Every aspect of life has frustrations but I think that’s what makes it interesting, when you break through and find a way to get back or to get to a place where you want to be and achieve your goals. I think it’s really, really worth it at the end whether you’re a tennis player or anything else in life.
I know you’re human, Maria, but come on! You’re living the dream! Oh, except for having to deal with stalker-cum-journalists in your press conferences. This time, he was reportedly in the press room with a sign reading “I’m not a stalker.” Oh the hilarity:
Q. You called me a stalker the other day.
MARIA SHARAPOVA: Yes.
Q. Have you had a problem with a stalker before?
MARIA SHARAPOVA: Not until you, no. I don’t know why you’re here today. That shouldn’t have happened. You even have a sign. Oh, goodness (laughter). That’s wrong.
FoxSports “outs” the “journalist” “not stalker” as one James McOnie, from the New Zealand spoof TV sports show “A Crowd Goes Wild.”. (See Ana Ivanovic cannonball video for examples of the show’s fine work.) McOnie faces “possible censure” from Australian Open officials for his sleazy questions.
Caroline Wozniacki, No. 1 player in the world, handily won her first round match vs. Gisela Dulko: 6-3, 6-4. Her English language press conference was all of six questions, with exactly half of them pertaining to Neil Diamond’s opus, “Sweet Caroline.” Uh. . .huh. . .
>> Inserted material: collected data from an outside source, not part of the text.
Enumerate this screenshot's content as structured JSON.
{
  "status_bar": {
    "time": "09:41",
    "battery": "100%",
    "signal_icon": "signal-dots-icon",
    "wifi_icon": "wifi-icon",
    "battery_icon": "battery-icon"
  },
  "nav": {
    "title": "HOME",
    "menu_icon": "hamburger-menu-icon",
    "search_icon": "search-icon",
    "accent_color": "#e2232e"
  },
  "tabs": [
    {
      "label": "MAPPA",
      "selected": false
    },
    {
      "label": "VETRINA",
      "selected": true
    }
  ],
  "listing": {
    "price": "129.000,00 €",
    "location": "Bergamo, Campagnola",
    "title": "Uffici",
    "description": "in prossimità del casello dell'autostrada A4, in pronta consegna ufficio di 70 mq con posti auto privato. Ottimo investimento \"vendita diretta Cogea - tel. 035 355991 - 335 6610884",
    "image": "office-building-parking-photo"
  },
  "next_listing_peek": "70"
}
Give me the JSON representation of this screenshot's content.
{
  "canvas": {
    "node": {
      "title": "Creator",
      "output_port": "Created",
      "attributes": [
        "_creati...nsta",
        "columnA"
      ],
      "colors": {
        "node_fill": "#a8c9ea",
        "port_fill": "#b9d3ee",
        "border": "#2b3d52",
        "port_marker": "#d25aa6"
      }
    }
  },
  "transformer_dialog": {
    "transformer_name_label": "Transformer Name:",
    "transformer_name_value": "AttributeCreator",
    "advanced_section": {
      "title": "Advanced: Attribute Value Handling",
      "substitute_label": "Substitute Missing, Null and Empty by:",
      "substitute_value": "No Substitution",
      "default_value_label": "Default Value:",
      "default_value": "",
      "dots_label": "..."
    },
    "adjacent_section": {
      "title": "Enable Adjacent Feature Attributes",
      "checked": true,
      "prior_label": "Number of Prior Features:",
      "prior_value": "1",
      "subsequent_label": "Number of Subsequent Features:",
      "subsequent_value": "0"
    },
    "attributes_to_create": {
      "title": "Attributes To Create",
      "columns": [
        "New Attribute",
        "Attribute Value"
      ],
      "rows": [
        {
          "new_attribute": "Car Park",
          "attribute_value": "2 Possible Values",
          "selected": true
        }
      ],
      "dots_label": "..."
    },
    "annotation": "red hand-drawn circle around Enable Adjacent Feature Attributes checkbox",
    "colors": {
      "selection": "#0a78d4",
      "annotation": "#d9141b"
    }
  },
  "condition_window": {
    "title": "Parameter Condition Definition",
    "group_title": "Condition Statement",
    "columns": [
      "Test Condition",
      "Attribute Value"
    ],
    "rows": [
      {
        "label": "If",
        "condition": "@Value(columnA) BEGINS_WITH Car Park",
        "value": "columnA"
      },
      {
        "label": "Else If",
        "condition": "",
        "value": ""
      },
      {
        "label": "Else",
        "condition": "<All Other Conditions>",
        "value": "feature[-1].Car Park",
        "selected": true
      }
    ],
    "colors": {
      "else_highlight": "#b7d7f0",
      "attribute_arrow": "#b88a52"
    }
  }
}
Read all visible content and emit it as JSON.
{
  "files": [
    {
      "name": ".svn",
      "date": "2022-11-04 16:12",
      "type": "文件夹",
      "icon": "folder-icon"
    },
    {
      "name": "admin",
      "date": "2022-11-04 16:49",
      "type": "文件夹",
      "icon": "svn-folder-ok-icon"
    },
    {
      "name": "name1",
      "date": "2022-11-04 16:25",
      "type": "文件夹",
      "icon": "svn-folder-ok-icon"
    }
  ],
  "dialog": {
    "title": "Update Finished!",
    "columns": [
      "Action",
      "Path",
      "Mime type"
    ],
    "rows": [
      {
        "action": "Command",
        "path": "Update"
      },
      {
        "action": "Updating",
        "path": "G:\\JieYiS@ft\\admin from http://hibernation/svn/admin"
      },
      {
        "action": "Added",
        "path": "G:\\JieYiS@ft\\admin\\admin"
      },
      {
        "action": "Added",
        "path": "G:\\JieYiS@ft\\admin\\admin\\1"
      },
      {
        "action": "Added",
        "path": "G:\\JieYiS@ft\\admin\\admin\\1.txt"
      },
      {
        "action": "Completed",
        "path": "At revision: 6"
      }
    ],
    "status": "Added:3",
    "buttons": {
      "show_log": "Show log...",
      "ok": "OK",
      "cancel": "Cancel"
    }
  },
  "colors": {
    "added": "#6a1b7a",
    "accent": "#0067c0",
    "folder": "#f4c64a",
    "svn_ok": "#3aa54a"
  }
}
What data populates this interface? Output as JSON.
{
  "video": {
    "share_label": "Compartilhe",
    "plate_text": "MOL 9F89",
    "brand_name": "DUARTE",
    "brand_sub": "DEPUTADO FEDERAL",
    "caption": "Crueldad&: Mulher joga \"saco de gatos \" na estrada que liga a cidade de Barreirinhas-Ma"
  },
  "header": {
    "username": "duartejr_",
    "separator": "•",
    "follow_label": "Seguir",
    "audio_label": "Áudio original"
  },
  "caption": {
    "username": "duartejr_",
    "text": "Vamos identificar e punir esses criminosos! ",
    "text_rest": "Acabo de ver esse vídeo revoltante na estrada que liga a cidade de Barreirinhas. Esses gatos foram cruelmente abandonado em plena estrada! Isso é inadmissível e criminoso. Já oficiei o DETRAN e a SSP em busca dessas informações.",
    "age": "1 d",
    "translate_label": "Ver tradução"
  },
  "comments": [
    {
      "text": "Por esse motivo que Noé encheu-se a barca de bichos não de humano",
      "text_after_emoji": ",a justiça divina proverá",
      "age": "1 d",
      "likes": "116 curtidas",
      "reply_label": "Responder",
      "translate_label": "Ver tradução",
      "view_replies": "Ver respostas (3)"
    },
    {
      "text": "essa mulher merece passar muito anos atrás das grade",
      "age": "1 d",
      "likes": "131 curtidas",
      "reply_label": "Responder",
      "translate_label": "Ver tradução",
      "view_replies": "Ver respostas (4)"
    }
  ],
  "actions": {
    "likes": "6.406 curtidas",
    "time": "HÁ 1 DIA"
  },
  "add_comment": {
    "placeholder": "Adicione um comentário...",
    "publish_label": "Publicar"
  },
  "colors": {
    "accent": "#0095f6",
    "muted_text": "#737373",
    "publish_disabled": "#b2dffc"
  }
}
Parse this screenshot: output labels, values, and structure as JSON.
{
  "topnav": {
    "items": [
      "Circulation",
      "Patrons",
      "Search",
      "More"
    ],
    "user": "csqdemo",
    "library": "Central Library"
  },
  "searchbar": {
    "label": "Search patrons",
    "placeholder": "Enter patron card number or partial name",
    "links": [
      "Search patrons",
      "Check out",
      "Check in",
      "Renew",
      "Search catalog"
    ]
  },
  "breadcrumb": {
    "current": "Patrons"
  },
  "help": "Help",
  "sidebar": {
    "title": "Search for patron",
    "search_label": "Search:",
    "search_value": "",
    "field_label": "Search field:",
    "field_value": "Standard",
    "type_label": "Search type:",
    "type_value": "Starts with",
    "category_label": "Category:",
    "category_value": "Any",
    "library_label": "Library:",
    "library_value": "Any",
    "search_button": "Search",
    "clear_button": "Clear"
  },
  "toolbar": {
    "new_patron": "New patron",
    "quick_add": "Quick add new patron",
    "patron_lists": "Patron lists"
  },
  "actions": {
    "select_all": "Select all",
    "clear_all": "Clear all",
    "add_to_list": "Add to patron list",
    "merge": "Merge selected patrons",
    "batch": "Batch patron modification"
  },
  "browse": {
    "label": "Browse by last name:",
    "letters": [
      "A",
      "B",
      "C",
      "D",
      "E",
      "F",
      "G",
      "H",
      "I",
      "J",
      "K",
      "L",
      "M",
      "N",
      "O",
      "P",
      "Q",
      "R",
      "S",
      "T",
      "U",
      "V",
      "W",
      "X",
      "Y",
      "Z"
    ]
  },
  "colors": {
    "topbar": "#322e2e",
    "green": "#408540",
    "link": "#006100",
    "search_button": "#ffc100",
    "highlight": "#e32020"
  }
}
Other winners on the women’s side: Schiavone in three, Azarenka, Bartoli, and the tournament’s popular not-so-dark horse, Li Na.
Now I’m going to kick back and watch the rest of Henin vs. Mirza, which is turning out to be quite a match. . .if Sania doesn’t suddenly figure out that she can win the match.
Enjoy Day Two, everyone! Happy Martin Luther King, Jr. Day!